H1 2024 earnings summary
23 Jan, 2026Executive summary
Attributable gold equivalent production fell 20% year-over-year to 918koz in H1 2024 due to operational challenges, severe weather, and delays at Salares Norte and South Deep, prompting a renewed focus on safety and operational improvements.
Two fatalities in H1 2024 led to a comprehensive, multi-year safety improvement roadmap and an independent safety review.
Portfolio optimisation included the acquisition of Osisko Mining (Windfall project) and the sale of Asanko and Rusoro stakes.

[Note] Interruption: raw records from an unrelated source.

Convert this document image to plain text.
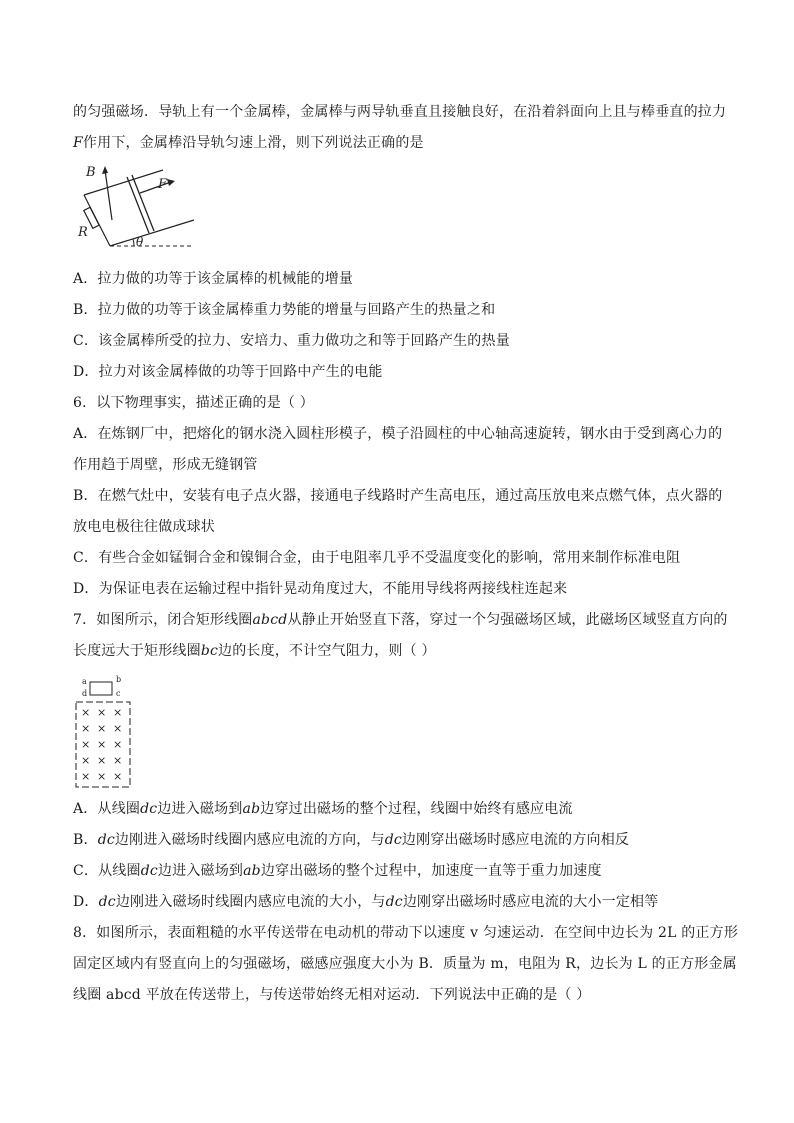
的匀强磁场．导轨上有一个金属棒，金属棒与两导轨垂直且接触良好，在沿着斜面向上且与棒垂直的拉力
F作用下，金属棒沿导轨匀速上滑，则下列说法正确的是
B
F
R
θ
A．拉力做的功等于该金属棒的机械能的增量
B．拉力做的功等于该金属棒重力势能的增量与回路产生的热量之和
C．该金属棒所受的拉力、安培力、重力做功之和等于回路产生的热量
D．拉力对该金属棒做的功等于回路中产生的电能
6．以下物理事实，描述正确的是（ ）
A．在炼钢厂中，把熔化的钢水浇入圆柱形模子，模子沿圆柱的中心轴高速旋转，钢水由于受到离心力的
作用趋于周壁，形成无缝钢管
B．在燃气灶中，安装有电子点火器，接通电子线路时产生高电压，通过高压放电来点燃气体，点火器的
放电电极往往做成球状
C．有些合金如锰铜合金和镍铜合金，由于电阻率几乎不受温度变化的影响，常用来制作标准电阻
D．为保证电表在运输过程中指针晃动角度过大，不能用导线将两接线柱连起来
7．如图所示，闭合矩形线圈abcd从静止开始竖直下落，穿过一个匀强磁场区域，此磁场区域竖直方向的
长度远大于矩形线圈bc边的长度，不计空气阻力，则（ ）
a	b
c
d
× × ×
× × ×
× × ×
× × ×
× × ×
A．从线圈dc边进入磁场到ab边穿过出磁场的整个过程，线圈中始终有感应电流
B．dc边刚进入磁场时线圈内感应电流的方向，与dc边刚穿出磁场时感应电流的方向相反
C．从线圈dc边进入磁场到ab边穿出磁场的整个过程中，加速度一直等于重力加速度
D．dc边刚进入磁场时线圈内感应电流的大小，与dc边刚穿出磁场时感应电流的大小一定相等
8．如图所示，表面粗糙的水平传送带在电动机的带动下以速度 v 匀速运动．在空间中边长为 2L 的正方形
固定区域内有竖直向上的匀强磁场，磁感应强度大小为 B．质量为 m，电阻为 R，边长为 L 的正方形金属
线圈 abcd 平放在传送带上，与传送带始终无相对运动．下列说法中正确的是（ ）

Interim dividend of 300 SA cents/share (R3/share) declared, representing a 40% payout of normalised earnings.
Several mines, including Granny Smith, Agnew, Damang, and Tarkwa, performed in line with plans, while others faced setbacks and recovery plans are underway.
Financial highlights
Revenue decreased 6% to US$2,124m due to 20% lower gold-equivalent ounces sold, partially offset by a 15% higher gold price received.
All-in sustaining cost (AISC) rose 44% to $1,745/oz and all-in cost (AIC) up 47% to $2,060/oz, mainly from lower volumes and higher capital spend.
Net debt increased to $1,153m (net debt/EBITDA 0.53x), with a $500m bond repaid in May 2024.
Adjusted free cash outflow of $58m, compared to an inflow of $140m in H1 2023, due to project spending.
Capital expenditure rose 18% to $601m, with higher spend at Gruyere, St Ives, South Deep, and Salares Norte.
Outlook and guidance
2024 attributable gold production guidance reduced to 2.05–2.15 million ounces, mainly due to delays at Salares Norte and South Deep.
H2 2024 expected to deliver stronger performance, with production expected to exceed 1.2 million ounces and cost improvements anticipated.
Full-year 2024 AISC now guided at $1,580–$1,670/oz and AIC at $1,820–$1,910/oz.
Salares Norte restart targeted for September 30, with ramp-up extending into Q2 2025 and commercial production expected in H1 2025.
South Deep 2024 production guidance cut to 250koz–264koz, with AISC/AIC revised to $1,890–$1,980/oz.